Deux scrutins, en avril et en septembre, n’ont pas permis de former un gouvernement élu – une première dans l’histoire politique israélienne. La Knesset a maintenant jusqu’au 11 décembre pour que les législateurs se mettent d’accord sur un député qui formera un gouvernement, sinon le Parlement sera dissous et des élections seront organisées pour la troisième fois, probablement en mars.

Le procureur général Avichai Mandelblit tient une conférence de presse au ministère de la Justice à Jérusalem annonçant sa décision d’inculper le Premier ministre Benjamin Netanyahu, le 21 novembre 2019. (Hadas Parush/FLASH90)

Comme Netanyahu du Likud et Gantz de Kakhol lavan n’ont pas réussi à former un gouvernement à la suite des élections du 17 septembre, on a émis l’hypothèse qu’un autre candidat, comme Gideon Saar député du Likud ou Edelstein lui-même, utiliserait la période allant jusqu’au 11 décembre pour recueillir les 61 signatures des députés qui auraient pour mission de constituer une coalition.

La Douzième chaîne a rapporté mardi que des négociations secrètes avaient lieu dans le but de parvenir à un accord sur un gouvernement d’unité malgré l’impasse politique.
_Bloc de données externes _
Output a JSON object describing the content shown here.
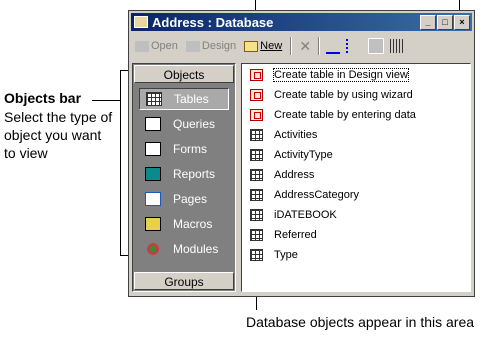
{
  "annotations": {
    "objects_bar_title": "Objects bar",
    "objects_bar_desc": "Select the type of object you want to view",
    "database_area_desc": "Database objects appear in this area"
  },
  "window": {
    "title": "Address : Database",
    "minimize_icon": "minimize-icon",
    "maximize_icon": "maximize-icon",
    "close_icon": "close-icon"
  },
  "toolbar": {
    "open_label": "Open",
    "design_label": "Design",
    "new_label": "New",
    "items": [
      "open",
      "design",
      "new",
      "delete",
      "large-icons",
      "small-icons",
      "list",
      "details"
    ]
  },
  "objects_bar": {
    "header": "Objects",
    "groups_label": "Groups",
    "items": [
      {
        "label": "Tables",
        "icon": "table-icon",
        "selected": true
      },
      {
        "label": "Queries",
        "icon": "query-icon",
        "selected": false
      },
      {
        "label": "Forms",
        "icon": "form-icon",
        "selected": false
      },
      {
        "label": "Reports",
        "icon": "report-icon",
        "selected": false
      },
      {
        "label": "Pages",
        "icon": "page-icon",
        "selected": false
      },
      {
        "label": "Macros",
        "icon": "macro-icon",
        "selected": false
      },
      {
        "label": "Modules",
        "icon": "module-icon",
        "selected": false
      }
    ]
  },
  "list": {
    "items": [
      {
        "label": "Create table in Design view",
        "icon": "wizard-icon"
      },
      {
        "label": "Create table by using wizard",
        "icon": "wizard-icon"
      },
      {
        "label": "Create table by entering data",
        "icon": "wizard-icon"
      },
      {
        "label": "Activities",
        "icon": "table-icon"
      },
      {
        "label": "ActivityType",
        "icon": "table-icon"
      },
      {
        "label": "Address",
        "icon": "table-icon"
      },
      {
        "label": "AddressCategory",
        "icon": "table-icon"
      },
      {
        "label": "iDATEBOOK",
        "icon": "table-icon"
      },
      {
        "label": "Referred",
        "icon": "table-icon"
      },
      {
        "label": "Type",
        "icon": "table-icon"
      }
    ]
  },
  "colors": {
    "title_start": "#0a246a",
    "title_end": "#3a6ea5",
    "face": "#d4d0c8",
    "objbar": "#808080"
  }
}
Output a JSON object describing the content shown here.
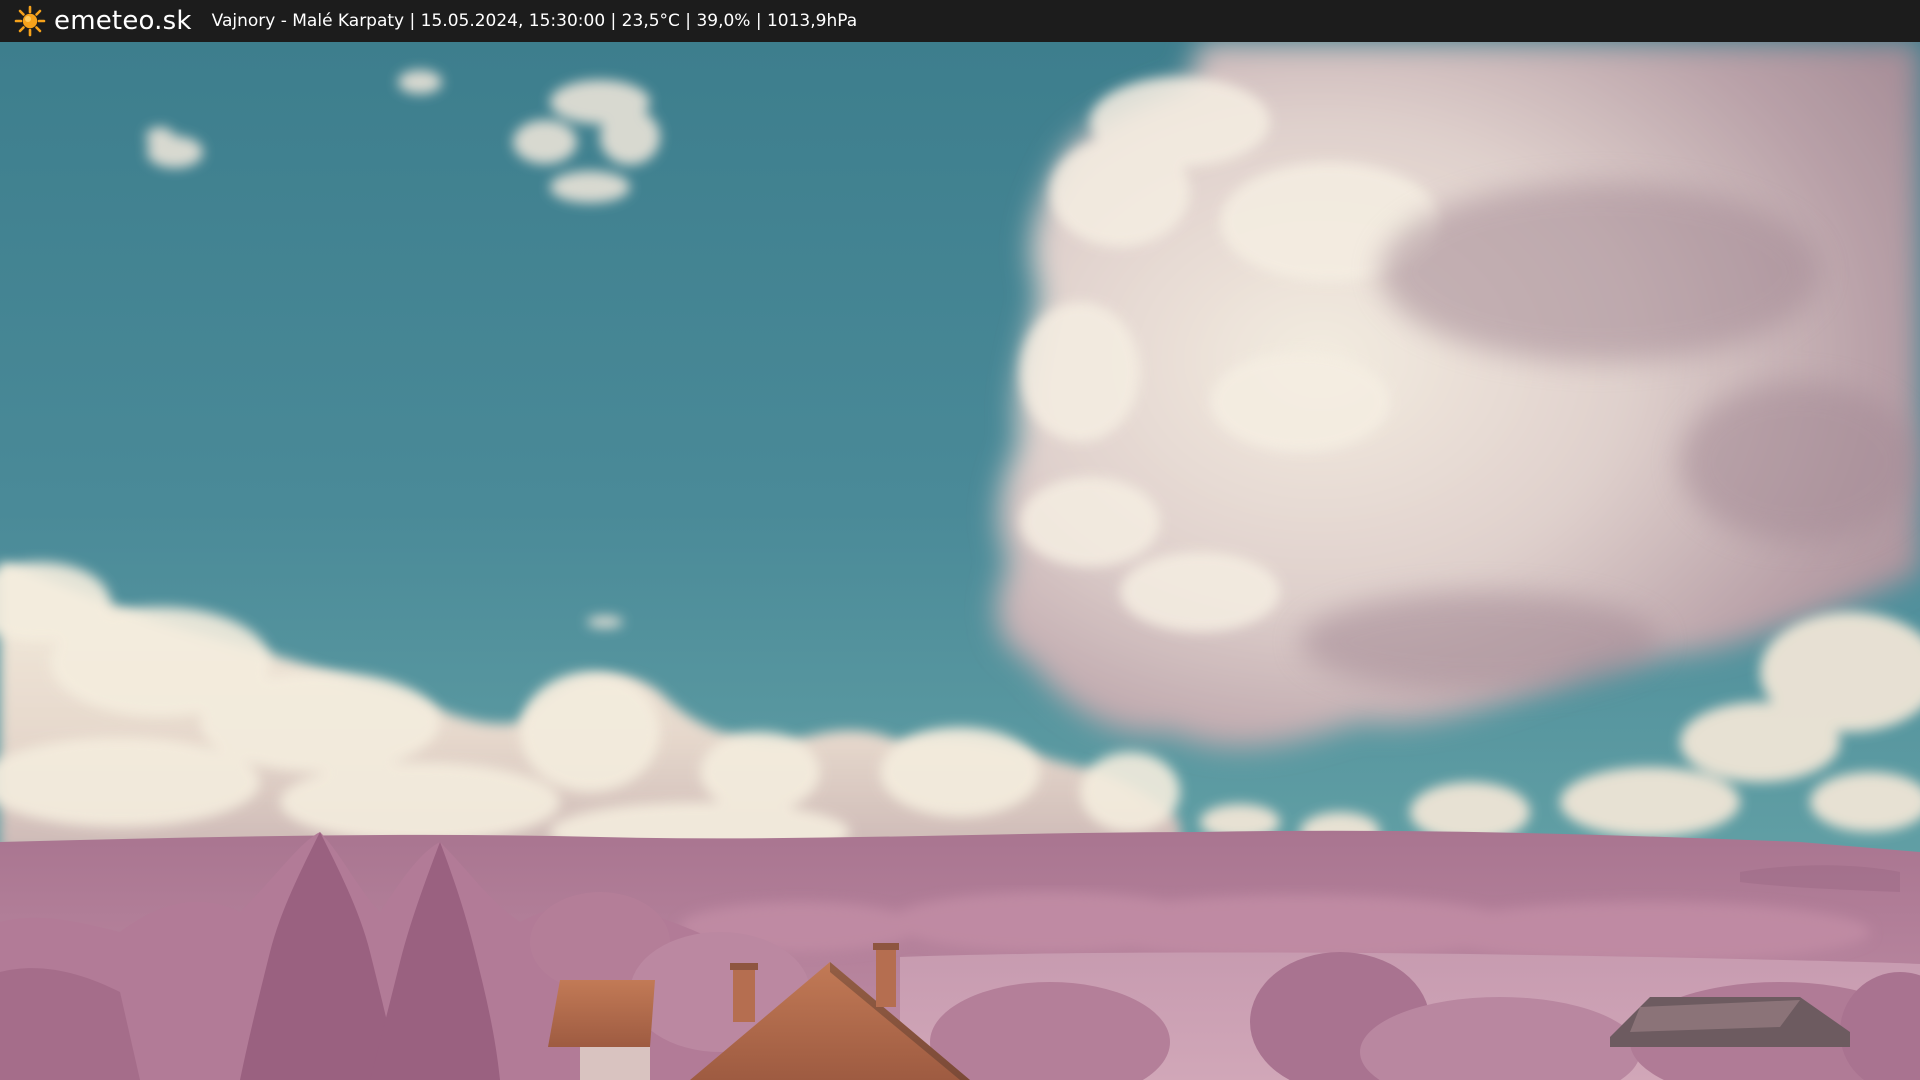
{
  "header": {
    "brand": "emeteo.sk",
    "logo_icon": "sun-icon",
    "stats": "Vajnory - Malé Karpaty | 15.05.2024, 15:30:00 | 23,5°C | 39,0% | 1013,9hPa"
  },
  "colors": {
    "bar_background": "#1c1c1c",
    "bar_text": "#ffffff",
    "sun": "#f6a21b",
    "sky_top": "#3f8190",
    "sky_horizon": "#6aa1a3",
    "cloud_light": "#f1ead9",
    "cloud_shadow": "#b39aa3",
    "foliage": "#b77f9a",
    "foliage_dark": "#8a5570",
    "roof": "#b96a4b"
  }
}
Les grandes lignes de l’ébauche qui serait discutée impliquent que Netanyahu serait Premier ministre pendant plusieurs mois, puis un membre de Kakhol lavan – probablement Gantz – prendrait la relève pendant deux ans, après quoi un candidat du Likud prendrait la relève pour le restant du mandat.

Cependant, Yedioth Ahronoth a rapporté que Netanyahu avait rejeté cette offre parce que Kakhol lavan ne voulait pas lui accorder l’immunité des poursuites dans les trois affaires de corruption.
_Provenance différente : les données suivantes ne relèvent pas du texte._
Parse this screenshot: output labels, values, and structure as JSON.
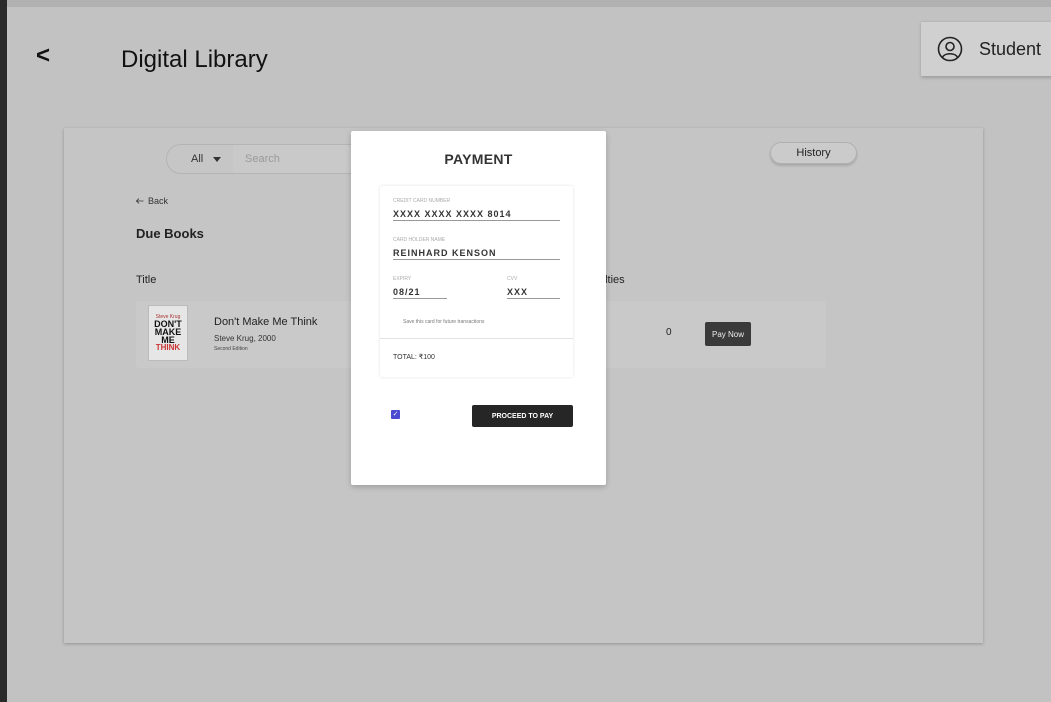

Yaalon est à la tête du parti Telem, qui s’est associé au parti de Gantz Hossen LeYisrael et à Yesh Atid de Yair Lapid pour former Kakhol lavan, avant le premier tour des élections de cette année. Il est considéré comme étant plus à droite sur l’échiquier politique que la plupart des membres de l’alliance centriste. Ancien membre du Likud, Yaalon et Netanyahu se sont disputés en 2016, lorsque le Premier ministre l’a remplacé en tant que ministre de la Défense, remettant le poste au chef du parti Yisrael Beytenu, Avigdor Liberman, dans le cadre d’une coalition.